When I say your child could be a millionaire in 60 years without ever contributing a penny, I am saying a millionaire in today's standards. It would technically be approximately $3,614,000 sitting in the IRA in 60 years not accounting for inflation.
So, how is it possible to invest in a Roth IRA for your child so they can be a tax-free millionaire at 60? The following will discuss how to do it and things you will need to consider.
Additionally, as with all my other articles, this is not to be considered official advice. Please consult a financial adviser and/or tax professional before implementing this awesome and underused strategy.
There Is No Age Requirement For Contributing To A Roth IRA
The primary requirement for your child to be allowed to contribute to a Roth IRA is that they have earned income. Then, you can only contribute up to the amount of earned income they received. For this strategy to work, your child must earn $5,520 a year starting at the age of ten years old.
Before everyone starts getting super upset about how I think a ten year old can get a job, there are clever ways you can have your child get earned income.
Here are 30 non-age specific ways that your child could start earning income:
Dog walking or pet sitting
Online surveys or freelance work
Selling items online
Part-time jobs (depending on local laws and age)
House cleaning or organization
Running errands for neighbors or family friends
Car washing or detailing
Helping with yard sales
Snow shoveling or leaf raking
Photography or videography services
Music lessons or performances
Artwork or craft sales
Writing or editing services
Computer repair or tech support
Graphic design or website building
Event planning or decoration services
Food delivery or grocery shopping
Performing or teaching magic tricks
Personal shopping or styling
Bookkeeping or accounting services
Fitness training or coaching
Painting or mural services
Car or bike repair or maintenance
Farm or garden work
House painting or power washing
Running a concession stand at local events
Other than the above list, you could also employ your child to work in your business. A common way I have seen younger children around 11 or 12 years old earn income is to help run the business's social media content.
After Your Child Has The Ability To Earn $5,520 A Year, Open A Roth IRA For Them And Invest Monthly Into A Low-Cost Index Fund Such As VTSAX
You will need to setup the Roth IRA to have automatic monthly contributions into a low-cost index fund, such as VTI or VTSAX. If you invest $460 a month starting on you child's 10th birthday, they will have $58,428.93 (assuming an annual return of 7%) by the time they turn 18 years old.

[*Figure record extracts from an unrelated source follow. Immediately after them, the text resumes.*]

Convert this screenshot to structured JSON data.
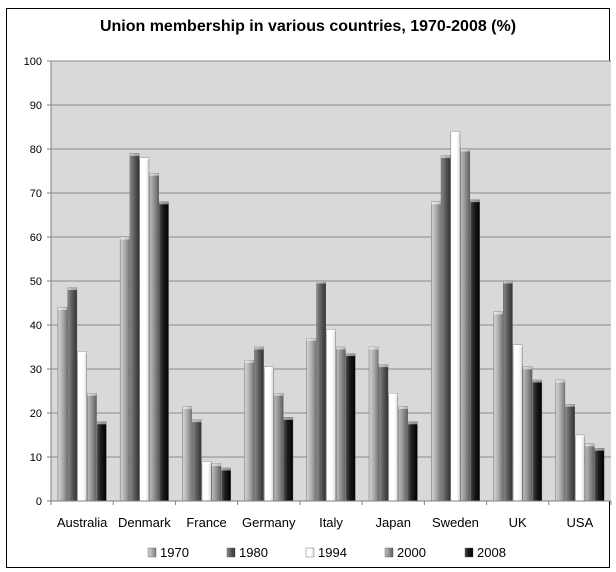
{
  "chart_data": {
    "type": "bar",
    "title": "Union membership in various countries, 1970-2008 (%)",
    "xlabel": "",
    "ylabel": "",
    "ylim": [
      0,
      100
    ],
    "yticks": [
      "0",
      "10",
      "20",
      "30",
      "40",
      "50",
      "60",
      "70",
      "80",
      "90",
      "100"
    ],
    "grid": true,
    "legend_position": "bottom",
    "categories": [
      "Australia",
      "Denmark",
      "France",
      "Germany",
      "Italy",
      "Japan",
      "Sweden",
      "UK",
      "USA"
    ],
    "series": [
      {
        "name": "1970",
        "color": "#a6a6a6",
        "values": [
          44,
          60,
          21.5,
          32,
          37,
          35,
          68,
          43,
          27.5
        ]
      },
      {
        "name": "1980",
        "color": "#595959",
        "values": [
          48.5,
          79,
          18.5,
          35,
          50,
          31,
          78.5,
          50,
          22
        ]
      },
      {
        "name": "1994",
        "color": "#ffffff",
        "values": [
          34,
          78,
          9,
          30.5,
          39,
          24.5,
          84,
          35.5,
          15
        ]
      },
      {
        "name": "2000",
        "color": "#8c8c8c",
        "values": [
          24.5,
          74.5,
          8.5,
          24.5,
          35,
          21.5,
          80,
          30.5,
          13
        ]
      },
      {
        "name": "2008",
        "color": "#000000",
        "values": [
          18,
          68,
          7.5,
          19,
          33.5,
          18,
          68.5,
          27.5,
          12
        ]
      }
    ]
  }
}
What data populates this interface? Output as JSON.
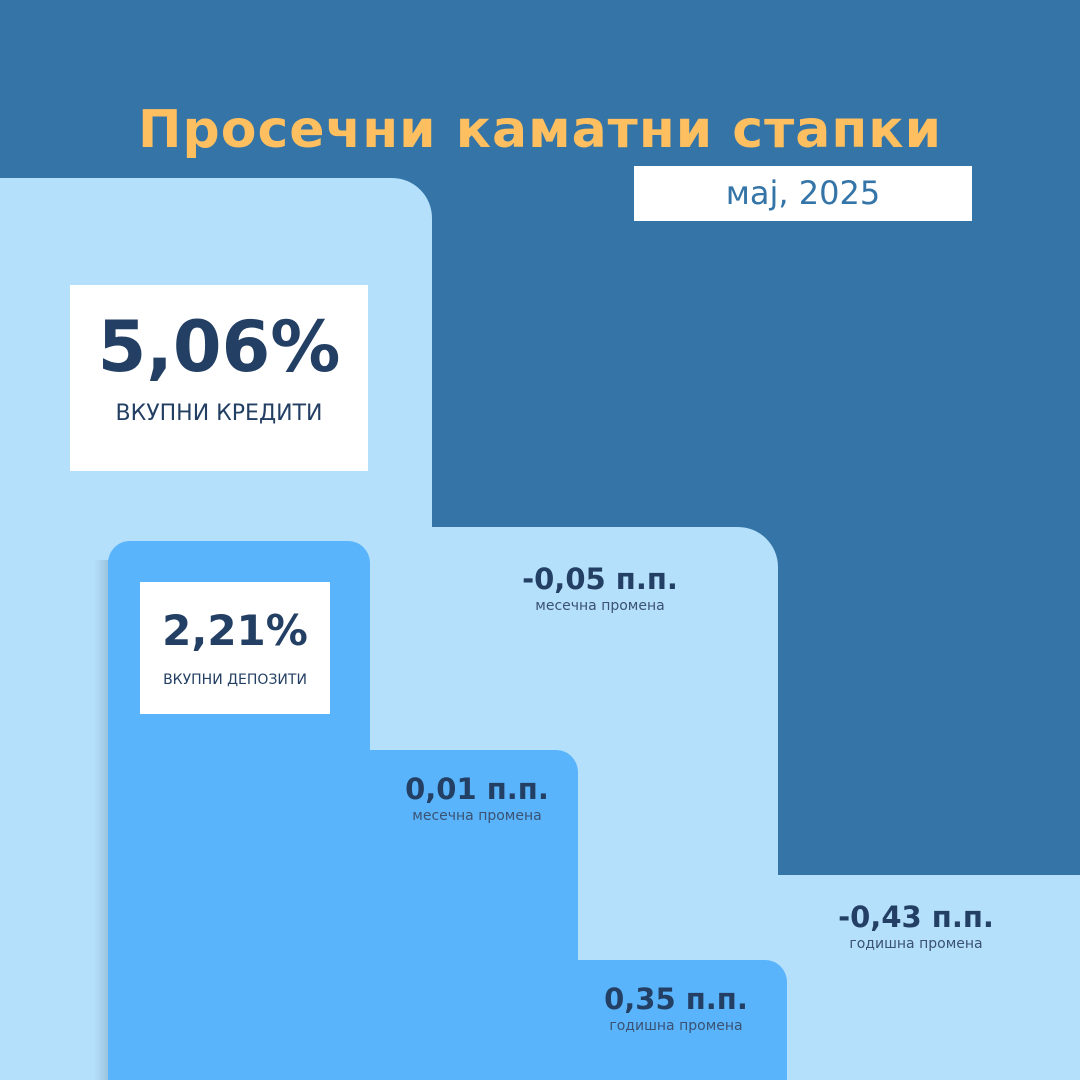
{
  "title": "Просечни каматни стапки",
  "period": "мај, 2025",
  "colors": {
    "background": "#3474a7",
    "loans_step": "#b5e0fb",
    "deposits_step": "#5ab4fb",
    "title": "#fdbf5f",
    "text": "#233f63"
  },
  "loans": {
    "rate": "5,06%",
    "label": "ВКУПНИ КРЕДИТИ",
    "monthly": {
      "value": "-0,05 п.п.",
      "label": "месечна промена"
    },
    "yearly": {
      "value": "-0,43 п.п.",
      "label": "годишна промена"
    }
  },
  "deposits": {
    "rate": "2,21%",
    "label": "ВКУПНИ ДЕПОЗИТИ",
    "monthly": {
      "value": "0,01 п.п.",
      "label": "месечна промена"
    },
    "yearly": {
      "value": "0,35 п.п.",
      "label": "годишна промена"
    }
  }
}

These investments can come from you as a gift as well. In other words, your child could earn $5,520 a year, but all their Roth IRA contributions could come from you as a gift as long as the contributed amount did not exceed their earned income.
The key thing is to make sure throughout these years that your child is still earning at least $5,520 a year.
Now, The Beautiful Part
If you have kept your child in the loop, they should enjoy watching their dollars grow and will hopefully continue the habit of investing into their Roth IRA as they age.
But, if your child chooses to never contribute another dollar into their Roth IRA and never touches it, what will it look like when they turn 60?
Because of the foundation you set your child up with, if your child never touches their Roth IRA until their 60th birthday, the account will be worth $1,001,720.58 in today's value (assuming an annual return of 7% after subtracting 3% for inflation). Also, remember that this is tax-free!
If you use this method to save for your child's future, you do not have to stress so much about leaving an inheritance. You do have to stress about making sure you teach your child proper spending and saving habits though.
For this method to work, they have to understand the value of compound interest and why they should not touch this money until they turn at least 59 and 1/2 years old.